PSNC 2017: Financial Wellness – Holistic Education Programs

The panel compared utilizing different financial wellness tactics with general financial education, ROI and more.

Homing in on the term “financial wellness,” a Day Two panel at the PLANSPONSOR National Conference, in Washington, D.C., discussed well-rounded programs and how plan sponsors can offer holistic materials and value to participants—beyond just education.

Live polling from the audience revealed that most plan sponsors, at 53%, do not offer a specific financial wellness program, beyond education, while 20% said they do offer one, and 27% disclosed they were considering implementing one.

Bryan Burton, director of human resources (HR) for the North America region of Norican Group, and a panelist for the session, said his company focuses on financial concerns based on employee demographics. Because this region of Norican Group is mainly composed of blue-collar employees, Burton said, for many of them, retirement planning came last on their list of priorities.

“We would focus more on overarching financial issues, instead of just on their retirement plan,” he said.

Instead of providing general educational information, Burton said, his team introduced education on specific matters critical to a worker’s daily life, including debt management, paying for childcare, and how to establish a checking account, among others. At one point, Burton said he had reached out to a community specializing in financial wellness for Spanish-speaking employees, while also seeking help from advisers, Employee Assistance Program (EAP) plans and recordkeepers.

“It was important to us to really customize, and to target each group with what they wanted to know,” he said. “Once they had information, then they were open to see what the next step was. To build on that.”

Additionally, Burton’s team would invite spouses of workers to join financial wellness meetings, and on their own time. This, in turn, allowed Burton and his team to gather more data and feedback, which was helpful in understanding workers’ contribution rates and how, e.g., financial problems at home could be causing distractions on the job.

Currently, the North American region of Norican Group has a 93% participation rate, with a 9% average deferral rate.

Melissa Trimani, assistant vice president of product management at MassMutual Retirement Services, cited a recent study conducted by her company, in which 1,000 workers were surveyed on their main financial concerns. The study reported debt as the greatest and retirement as the least, with only 7% of workers citing it as a major concern.

Because of this, Michael Kane, managing director of Plan Sponsor Consultants, emphasized the importance of instilling financial wellness practices in a work force, instead of just handing out educational materials. “A lot of people mistake financial education for addressing financial wellness,” he said. “If I’m a person who has debt, you can educate me all you want, but I still don’t have the money.”

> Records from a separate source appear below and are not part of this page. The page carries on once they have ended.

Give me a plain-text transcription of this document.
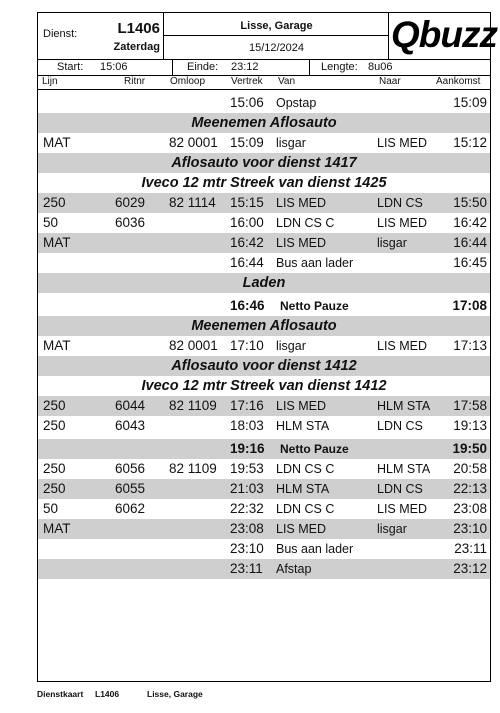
Dienst:	L1406
Zaterdag
Lisse, Garage
15/12/2024	Qbuzz
Start: 15:06	Einde: 23:12	Lengte: 8u06
Lijn	Ritnr Omloop	Vertrek Van	Naar	Aankomst
15:06 Opstap	15:09
Meenemen Aflosauto
MAT	82 0001 15:09 lisgar	LIS MED 15:12
Aflosauto voor dienst 1417
Iveco 12 mtr Streek van dienst 1425
250	6029 82 1114 15:15 LIS MED	LDN CS 15:50
50	6036	16:00 LDN CS C	LIS MED 16:42
MAT	16:42 LIS MED	lisgar	16:44
16:44 Bus aan lader	16:45
Laden
16:46 Netto Pauze	17:08
Meenemen Aflosauto
MAT	82 0001 17:10 lisgar	LIS MED 17:13
Aflosauto voor dienst 1412
Iveco 12 mtr Streek van dienst 1412
250	6044 82 1109 17:16 LIS MED	HLM STA 17:58
250	6043	18:03 HLM STA	LDN CS 19:13
19:16 Netto Pauze	19:50
250	6056 82 1109 19:53 LDN CS C	HLM STA 20:58
250	6055	21:03 HLM STA	LDN CS 22:13
50	6062	22:32 LDN CS C	LIS MED 23:08
MAT	23:08 LIS MED	lisgar	23:10
23:10 Bus aan lader	23:11
23:11 Afstap	23:12
Dienstkaart L1406	Lisse, Garage
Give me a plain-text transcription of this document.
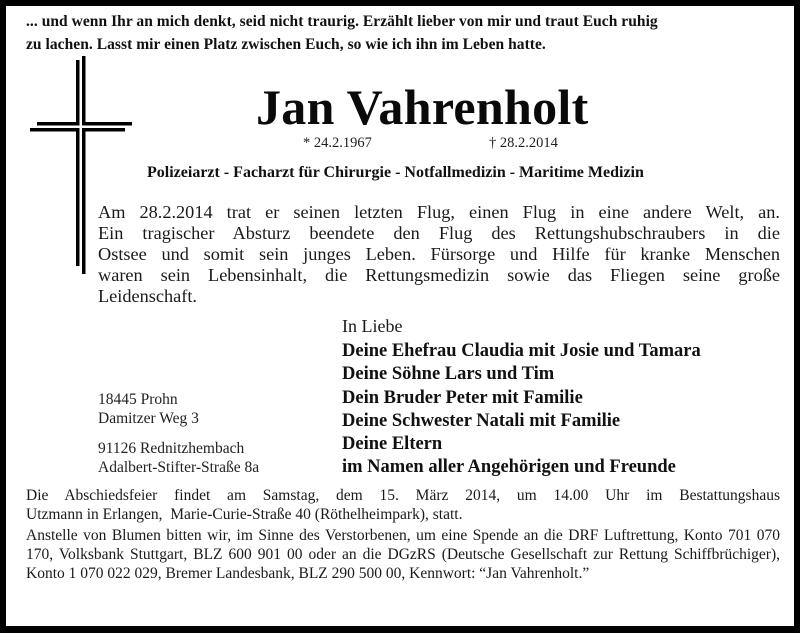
... und wenn Ihr an mich denkt, seid nicht traurig. Erzählt lieber von mir und traut Euch ruhig
zu lachen. Lasst mir einen Platz zwischen Euch, so wie ich ihn im Leben hatte.
Jan Vahrenholt
* 24.2.1967	† 28.2.2014
Polizeiarzt - Facharzt für Chirurgie - Notfallmedizin - Maritime Medizin

Am 28.2.2014 trat er seinen letzten Flug, einen Flug in eine andere Welt, an.

Ein tragischer Absturz beendete den Flug des Rettungshubschraubers in die

Ostsee und somit sein junges Leben. Fürsorge und Hilfe für kranke Menschen

waren sein Lebensinhalt, die Rettungsmedizin sowie das Fliegen seine große

Leidenschaft.

In Liebe
Deine Ehefrau Claudia mit Josie und Tamara
Deine Söhne Lars und Tim
Dein Bruder Peter mit Familie
Deine Schwester Natali mit Familie
Deine Eltern
im Namen aller Angehörigen und Freunde
18445 Prohn
Damitzer Weg 3
91126 Rednitzhembach
Adalbert-Stifter-Straße 8a

Die Abschiedsfeier findet am Samstag, dem 15. März 2014, um 14.00 Uhr im Bestattungshaus

Utzmann in Erlangen,  Marie-Curie-Straße 40 (Röthelheimpark), statt.

Anstelle von Blumen bitten wir, im Sinne des Verstorbenen, um eine Spende an die DRF Luftrettung, Konto 701 070 170, Volksbank Stuttgart, BLZ 600 901 00 oder an die DGzRS (Deutsche Gesellschaft zur Rettung Schiffbrüchiger), Konto 1 070 022 029, Bremer Landesbank, BLZ 290 500 00, Kennwort: “Jan Vahrenholt.”
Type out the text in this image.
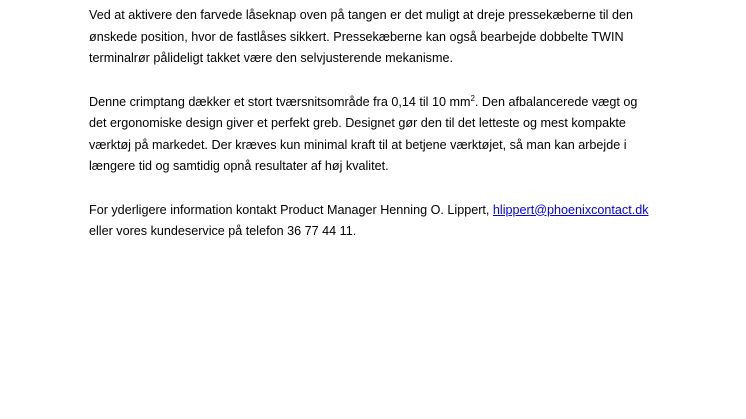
Ved at aktivere den farvede låseknap oven på tangen er det muligt at dreje pressekæberne til den
ønskede position, hvor de fastlåses sikkert. Pressekæberne kan også bearbejde dobbelte TWIN
terminalrør pålideligt takket være den selvjusterende mekanisme.

Denne crimptang dækker et stort tværsnitsområde fra 0,14 til 10 $mm^2$. Den afbalancerede vægt og
det ergonomiske design giver et perfekt greb. Designet gør den til det letteste og mest kompakte
værktøj på markedet. Der kræves kun minimal kraft til at betjene værktøjet, så man kan arbejde i
længere tid og samtidig opnå resultater af høj kvalitet.

For yderligere information kontakt Product Manager Henning O. Lippert, hlippert@phoenixcontact.dk
eller vores kundeservice på telefon 36 77 44 11.
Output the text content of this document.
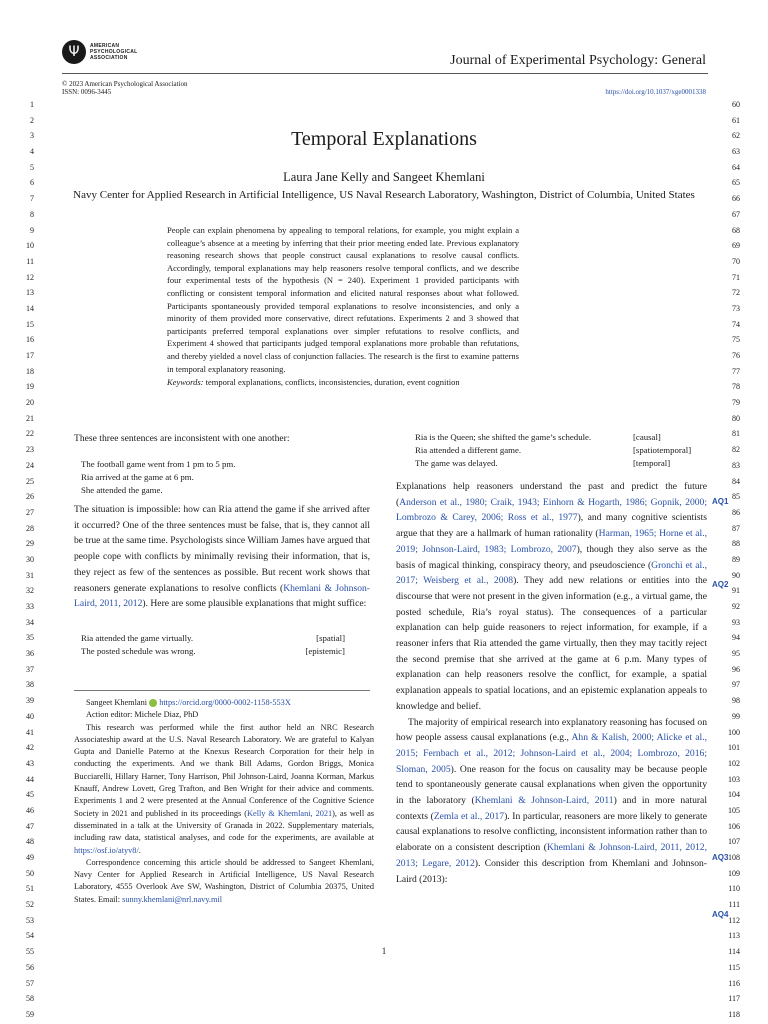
Ψ	AMERICAN
PSYCHOLOGICAL
ASSOCIATION	Journal of Experimental Psychology: General
© 2023 American Psychological Association
ISSN: 0096-3445	https://doi.org/10.1037/xge0001338
1
2
3
4
5
6
7
8
9
10
11
12
13
14
15
16
17
18
19
20
21
22
23
24
25
26
27
28
29
30
31
32
33
34
35
36
37
38
39
40
41
42
43
44
45
46
47
48
49
50
51
52
53
54
55
56
57
58
59
60
61
62
63
64
65
66
67
68
69
70
71
72
73
74
75
76
77
78
79
80
81
82
83
84
85
86
87
88
89
90
91
92
93
94
95
96
97
98
99
100
101
102
103
104
105
106
107
108
109
110
111
112
113
114
115
116
117
118
Temporal Explanations
Laura Jane Kelly and Sangeet Khemlani
Navy Center for Applied Research in Artificial Intelligence, US Naval Research Laboratory, Washington, District of Columbia, United States
People can explain phenomena by appealing to temporal relations, for example, you might explain a colleague’s absence at a meeting by inferring that their prior meeting ended late. Previous explanatory reasoning research shows that people construct causal explanations to resolve causal conflicts. Accordingly, temporal explanations may help reasoners resolve temporal conflicts, and we describe four experimental tests of the hypothesis (N = 240). Experiment 1 provided participants with conflicting or consistent temporal information and elicited natural responses about what followed. Participants spontaneously provided temporal explanations to resolve inconsistencies, and only a minority of them provided more conservative, direct refutations. Experiments 2 and 3 showed that participants preferred temporal explanations over simpler refutations to resolve conflicts, and Experiment 4 showed that participants judged temporal explanations more probable than refutations, and thereby yielded a novel class of conjunction fallacies. The research is the first to examine patterns in temporal explanatory reasoning.
Keywords: temporal explanations, conflicts, inconsistencies, duration, event cognition
These three sentences are inconsistent with one another:
The football game went from 1 pm to 5 pm.
Ria arrived at the game at 6 pm.
She attended the game.

The situation is impossible: how can Ria attend the game if she arrived after it occurred? One of the three sentences must be false, that is, they cannot all be true at the same time. Psychologists since William James have argued that people cope with conflicts by minimally revising their information, that is, they reject as few of the sentences as possible. But recent work shows that reasoners generate explanations to resolve conflicts (Khemlani & Johnson-Laird, 2011, 2012). Here are some plausible explanations that might suffice:

Ria attended the game virtually.	[spatial]
The posted schedule was wrong.	[epistemic]

Sangeet Khemlani https://orcid.org/0000-0002-1158-553X

Action editor: Michele Diaz, PhD

This research was performed while the first author held an NRC Research Associateship award at the U.S. Naval Research Laboratory. We are grateful to Kalyan Gupta and Danielle Paterno at the Knexus Research Corporation for their help in conducting the experiments. And we thank Bill Adams, Gordon Briggs, Monica Bucciarelli, Hillary Harner, Tony Harrison, Phil Johnson-Laird, Joanna Korman, Markus Knauff, Andrew Lovett, Greg Trafton, and Ben Wright for their advice and comments. Experiments 1 and 2 were presented at the Annual Conference of the Cognitive Science Society in 2021 and published in its proceedings (Kelly & Khemlani, 2021), as well as disseminated in a talk at the University of Granada in 2022. Supplementary materials, including raw data, statistical analyses, and code for the experiments, are available at https://osf.io/atyv8/.

Correspondence concerning this article should be addressed to Sangeet Khemlani, Navy Center for Applied Research in Artificial Intelligence, US Naval Research Laboratory, 4555 Overlook Ave SW, Washington, District of Columbia 20375, United States. Email: sunny.khemlani@nrl.navy.mil

Ria is the Queen; she shifted the game’s schedule.	[causal]
Ria attended a different game.	[spatiotemporal]
The game was delayed.	[temporal]

Explanations help reasoners understand the past and predict the future (Anderson et al., 1980; Craik, 1943; Einhorn & Hogarth, 1986; Gopnik, 2000; Lombrozo & Carey, 2006; Ross et al., 1977), and many cognitive scientists argue that they are a hallmark of human rationality (Harman, 1965; Horne et al., 2019; Johnson-Laird, 1983; Lombrozo, 2007), though they also serve as the basis of magical thinking, conspiracy theory, and pseudoscience (Gronchi et al., 2017; Weisberg et al., 2008). They add new relations or entities into the discourse that were not present in the given information (e.g., a virtual game, the posted schedule, Ria’s royal status). The consequences of a particular explanation can help guide reasoners to reject information, for example, if a reasoner infers that Ria attended the game virtually, then they may tacitly reject the second premise that she arrived at the game at 6 p.m. Many types of explanation can help reasoners resolve the conflict, for example, a spatial explanation appeals to spatial locations, and an epistemic explanation appeals to knowledge and belief.

The majority of empirical research into explanatory reasoning has focused on how people assess causal explanations (e.g., Ahn & Kalish, 2000; Alicke et al., 2015; Fernbach et al., 2012; Johnson-Laird et al., 2004; Lombrozo, 2016; Sloman, 2005). One reason for the focus on causality may be because people tend to spontaneously generate causal explanations when given the opportunity in the laboratory (Khemlani & Johnson-Laird, 2011) and in more natural contexts (Zemla et al., 2017). In particular, reasoners are more likely to generate causal explanations to resolve conflicting, inconsistent information rather than to elaborate on a consistent description (Khemlani & Johnson-Laird, 2011, 2012, 2013; Legare, 2012). Consider this description from Khemlani and Johnson-Laird (2013):

AQ1
AQ2
AQ3
AQ4
1
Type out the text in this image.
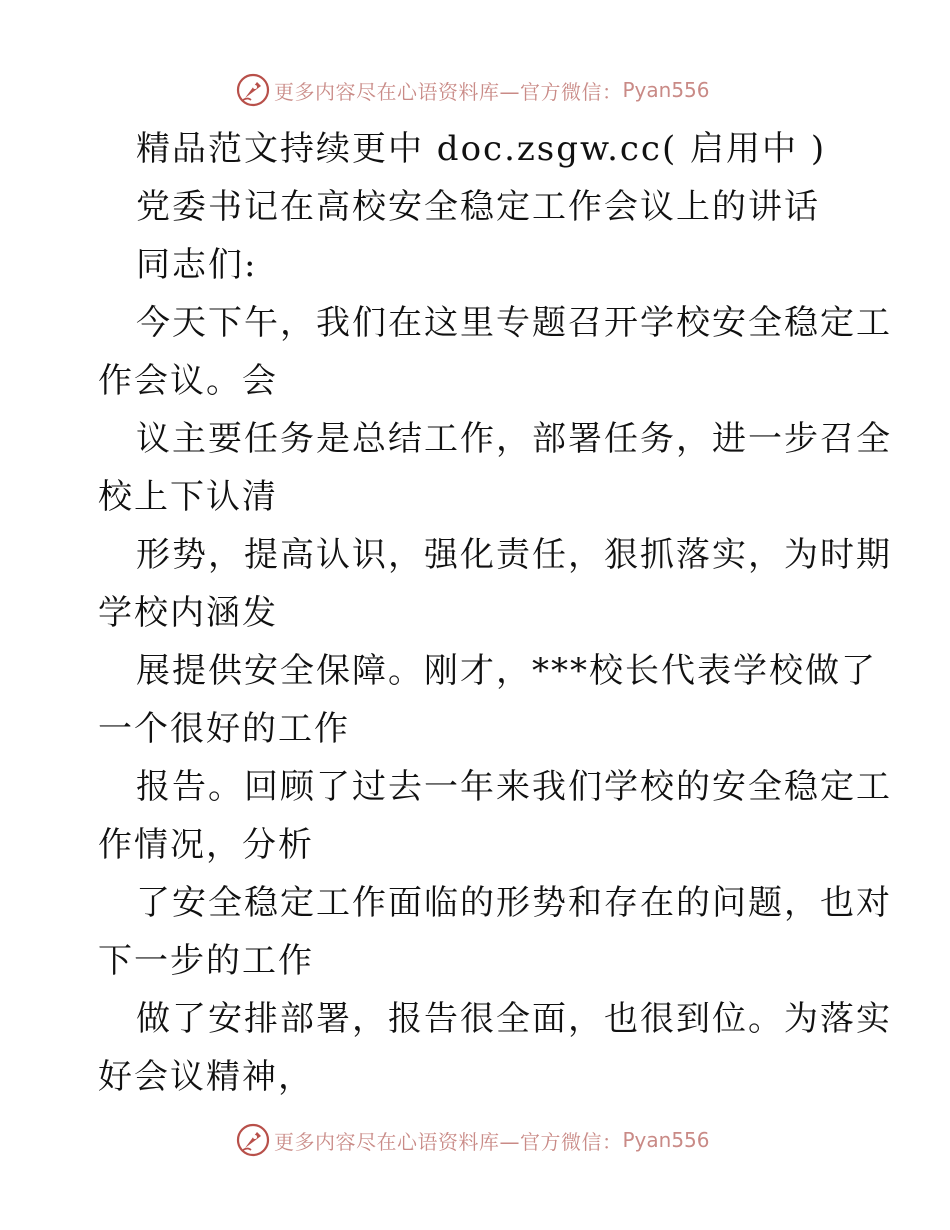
更多内容尽在心语资料库—官方微信： Pyan556
精品范文持续更中 doc.zsgw.cc( 启用中 )
党委书记在高校安全稳定工作会议上的讲话
同志们:
今天下午，我们在这里专题召开学校安全稳定工
作会议。会
议主要任务是总结工作，部署任务，进一步召全
校上下认清
形势，提高认识，强化责任，狠抓落实，为时期
学校内涵发
展提供安全保障。刚才，***校长代表学校做了
一个很好的工作
报告。回顾了过去一年来我们学校的安全稳定工
作情况，分析
了安全稳定工作面临的形势和存在的问题，也对
下一步的工作
做了安排部署，报告很全面，也很到位。为落实
好会议精神，
更多内容尽在心语资料库—官方微信： Pyan556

More specifically, Nathan Voris, managing director of strategy for Schwab Retirement Plan Services Inc., encouraged plan sponsors to focus on the quality of financial wellness programs, rather than quantity.

“The engagement strategies need to be action-oriented; reading a three-page article isn’t going to cut it,” he said. “Not new stuff—just a better way to engage with what we’ve been doing.”

He mentioned incorporating in-plan optimization, while Trimani followed up by telling employers, especially those sponsoring small plans, to find and work with a provider that can address employees’ needs. “If you marry up with the right provider, sometimes that’s really all your employees are looking for,” she said.

For employees who refuse to admit financial troubles, Burton suggested adding individual consultation appointments with third-party providers. For an extra confidential approach, sponsors can direct employees to EAPs, Burton said.

Or, as Kane suggested, a one-on-one phone call with a Certified Financial Planner (CFP) can encourage employees to be candid.

Voris also mentioned that his company implemented online chat rooms, to eliminate the risk of someone overhearing such a phone call.

 NEXT: Utilizing ROI can add to financial wellness 


While financial wellness tools are able to engage and drive employees to save for retirement, all four panelists suggested plan sponsors conduct a return on investment (ROI) to monitor specific behavioral modifications.

Trimani said, at MassMutual, taking into account specific data—e.g., the number of paid time off (PTO) days—and monitoring how different age groups such as Millennials and Generation Xers improve their participation and contribution rates are some methods for gauging behavioral changes.

The data pulled from ROIs not only points up the extent of the changes, but can interest the company’s chief financial officer (CFO), typically disengaged from the retirement plan and how it impacts employees. Plan sponsors can thereby gain opportunities to talk with the CFO about making overall improvements to the retirement plan, panelists agreed.

“You’re doing these kinds of things so you can see the move in metrics,” Kane said. “You have to have some type of aggregate reporting to see differences going on.”